Implement three-tier remediation: Tier 1 - Automatic safe remediation: ignore_changes on computed fields, refresh state for read-only operations. Use `terraform apply -refresh-only` for tier 1. Tier 2 - Approval workflow: non-critical drift (tags, metadata) requires single approval via GitOps PR. Run plan, create PR with changes, on-call reviews, merges. Tier 3 - Emergency review: critical drift (security groups, databases, IAM) requires 2 approvals plus incident ticket. Send to Slack channel for visibility. Implement categorization: tag each resource with risk level in TF. Script reads tags, routes drift to appropriate tier. Use Terraform Cloud policy enforcement: `sentinel` policies auto-reject high-risk plans. Maintain remediation queue: `aws dynamodb` table tracks drift, status, approvals, remediation time.

Follow-up: How would you measure remediation effectiveness and track drift reduction over time?

A network engineer manually added 5 security group rules to handle a one-time incident. Three months later, you don't know if these are still needed. Running `terraform apply` could break production.
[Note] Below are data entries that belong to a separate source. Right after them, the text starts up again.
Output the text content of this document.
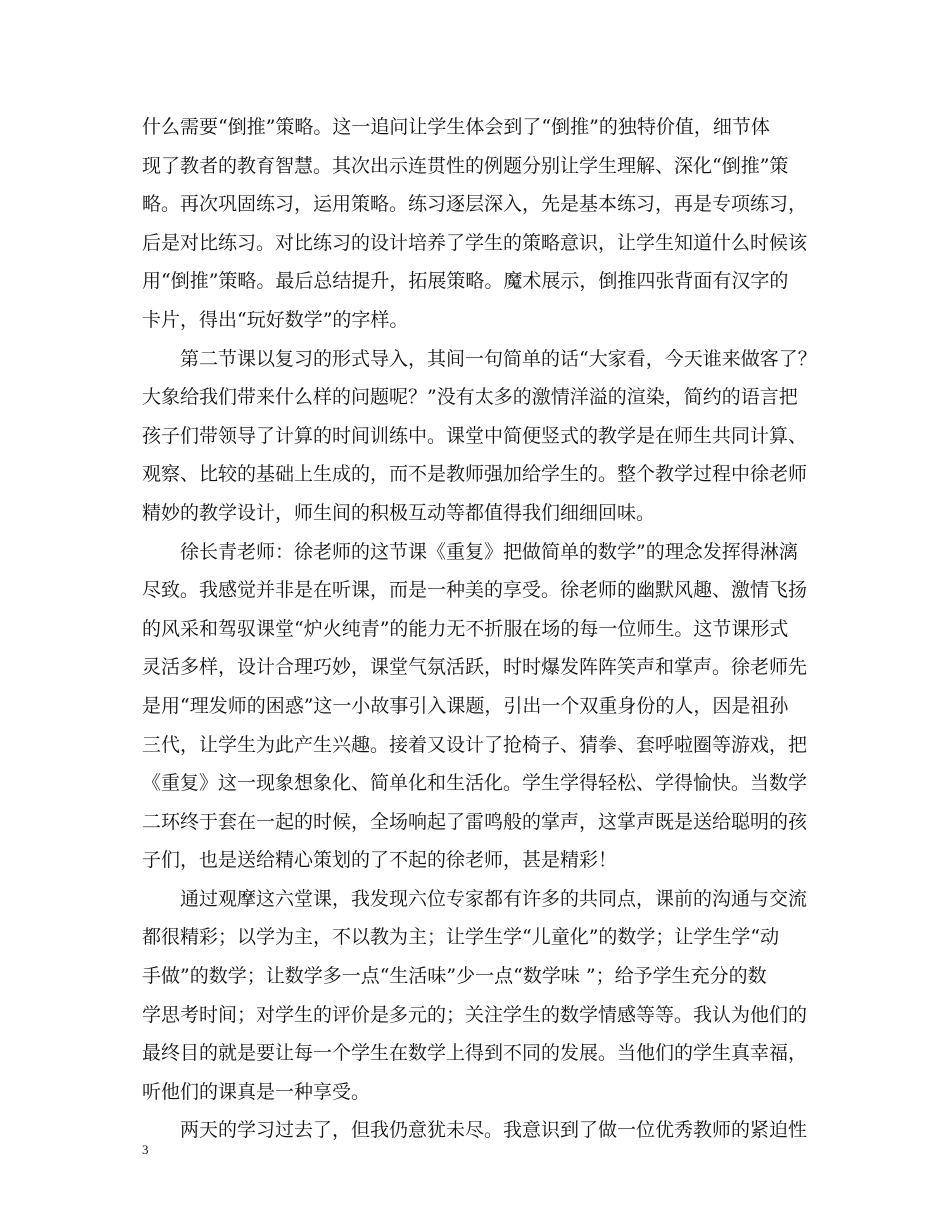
什么需要“倒推”策略。这一追问让学生体会到了“倒推”的独特价值，细节体
现了教者的教育智慧。其次出示连贯性的例题分别让学生理解、深化“倒推”策
略。再次巩固练习，运用策略。练习逐层深入，先是基本练习，再是专项练习，
后是对比练习。对比练习的设计培养了学生的策略意识，让学生知道什么时候该
用“倒推”策略。最后总结提升，拓展策略。魔术展示，倒推四张背面有汉字的
卡片，得出“玩好数学”的字样。
第二节课以复习的形式导入，其间一句简单的话“大家看，今天谁来做客了？
大象给我们带来什么样的问题呢？”没有太多的激情洋溢的渲染，简约的语言把
孩子们带领导了计算的时间训练中。课堂中简便竖式的教学是在师生共同计算、
观察、比较的基础上生成的，而不是教师强加给学生的。整个教学过程中徐老师
精妙的教学设计，师生间的积极互动等都值得我们细细回味。
徐长青老师：徐老师的这节课《重复》把做简单的数学”的理念发挥得淋漓
尽致。我感觉并非是在听课，而是一种美的享受。徐老师的幽默风趣、激情飞扬
的风采和驾驭课堂“炉火纯青”的能力无不折服在场的每一位师生。这节课形式
灵活多样，设计合理巧妙，课堂气氛活跃，时时爆发阵阵笑声和掌声。徐老师先
是用“理发师的困惑”这一小故事引入课题，引出一个双重身份的人，因是祖孙
三代，让学生为此产生兴趣。接着又设计了抢椅子、猜拳、套呼啦圈等游戏，把
《重复》这一现象想象化、简单化和生活化。学生学得轻松、学得愉快。当数学
二环终于套在一起的时候，全场响起了雷鸣般的掌声，这掌声既是送给聪明的孩
子们，也是送给精心策划的了不起的徐老师，甚是精彩！
通过观摩这六堂课，我发现六位专家都有许多的共同点，课前的沟通与交流
都很精彩；以学为主，不以教为主；让学生学“儿童化”的数学；让学生学“动
手做”的数学；让数学多一点“生活味”少一点“数学味 ”；给予学生充分的数
学思考时间；对学生的评价是多元的；关注学生的数学情感等等。我认为他们的
最终目的就是要让每一个学生在数学上得到不同的发展。当他们的学生真幸福，
听他们的课真是一种享受。
两天的学习过去了，但我仍意犹未尽。我意识到了做一位优秀教师的紧迫性
3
How do you safely retire these rules?

Implement safe retirement workflow: 1) Find drift: `terraform plan -refresh-only | grep security_group_rule`. 2) Investigate: check when rule was added, what it does, is incident still active? 3) Create temporary HCL: add rule to code with comment: `# Temporary incident rule from 2024-03-15 - ticket INC-12345`. 4) Import rule: `terraform import aws_security_group_rule.temp sg-abc123/ingress-tcp-443`. 5) Run `terraform plan` to verify zero changes. 6) Set scheduled destruction: add comment with sunset date, create calendar reminder. 7) Before sunset: check if rule still needed with ticket stakeholders. 8) If retired: remove from HCL, run `terraform apply`. 9) If needed: update comment with new sunset date and ticket reference. Use Terraform Cloud `cost estimation` to show impact of rule removal on deployments.
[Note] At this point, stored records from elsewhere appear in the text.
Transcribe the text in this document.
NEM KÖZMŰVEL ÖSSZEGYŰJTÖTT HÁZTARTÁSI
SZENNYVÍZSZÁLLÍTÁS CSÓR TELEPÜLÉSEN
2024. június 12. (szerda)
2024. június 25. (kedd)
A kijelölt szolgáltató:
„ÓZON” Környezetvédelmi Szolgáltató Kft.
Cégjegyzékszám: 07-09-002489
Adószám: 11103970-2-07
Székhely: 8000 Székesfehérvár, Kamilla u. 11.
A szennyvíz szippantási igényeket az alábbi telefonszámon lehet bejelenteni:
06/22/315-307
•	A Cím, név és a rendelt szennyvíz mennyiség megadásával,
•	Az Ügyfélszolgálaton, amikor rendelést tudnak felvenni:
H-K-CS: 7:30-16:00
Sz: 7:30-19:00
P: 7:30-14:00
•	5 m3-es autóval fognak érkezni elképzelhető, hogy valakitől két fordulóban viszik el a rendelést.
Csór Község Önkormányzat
Follow-up: How would you automate detection of drifted rules past their sunset date?

You inherit infrastructure where Terraform state shows 100 resources but AWS has 150. You find `terraform import` was never run for 50 resources that are actually managed by Terraform code. How do you reconcile?

Use three-step reconciliation: 1) Audit gap: diff state vs AWS. For each missing resource in state, check HCL: is it defined in code? 2) If in code but not state: `terraform import aws_instance.main i-12345`. Run `terraform plan` after each import to verify zero changes. 3) If resource not in code or state: decide: is it orphaned (remove from AWS)? Is it managed by other tool? Or should it be managed by TF? 4) Bulk import: write script to import multiple: `for resource in $(aws ec2 describe-instances --query 'Reservations[].Instances[].InstanceId' --output text); do terraform import aws_instance.prod[\"$resource\"] $resource; done`. 5) Validate after each import: `terraform plan -target=aws_instance.prod` to ensure no planned changes. 6) Document import: create PR showing before/after state, import commands, and validation results.

Follow-up: How would you automate detection of this state-reality gap continuously?

Your infrastructure relies on a third-party service that modifies resources after Terraform creates them (e.g., monitoring agent installs, auto-scaling policies). These show as drift but are legitimate. How do you manage this?

Use `ignore_changes` for third-party managed attributes: `resource "aws_ec2_instance" "main" { ignore_changes = [user_data, ami] }` to ignore drift from agent installations. For auto-scaling policy drift: `resource "aws_autoscaling_group" { ignore_changes = [desired_capacity, min_size] }` if auto-scaling dynamically adjusts. Separate concerns: use `data` sources for read-only attributes: `data "aws_instance" "info" { instance_id = aws_instance.main.id }` to query current state without managing it. Create integration checklist: document which third-party service manages which attributes. Use tagging: tag resources with `managed_by = "third-party-x"` and set up drift alerts to ignore specific tags. Communicate in code: add comments explaining why attributes are ignored. Implement validation: run tests that third-party modifications don't break Terraform deployments.

Follow-up: How would you alert if third-party services fail to apply their changes (absence of expected drift)?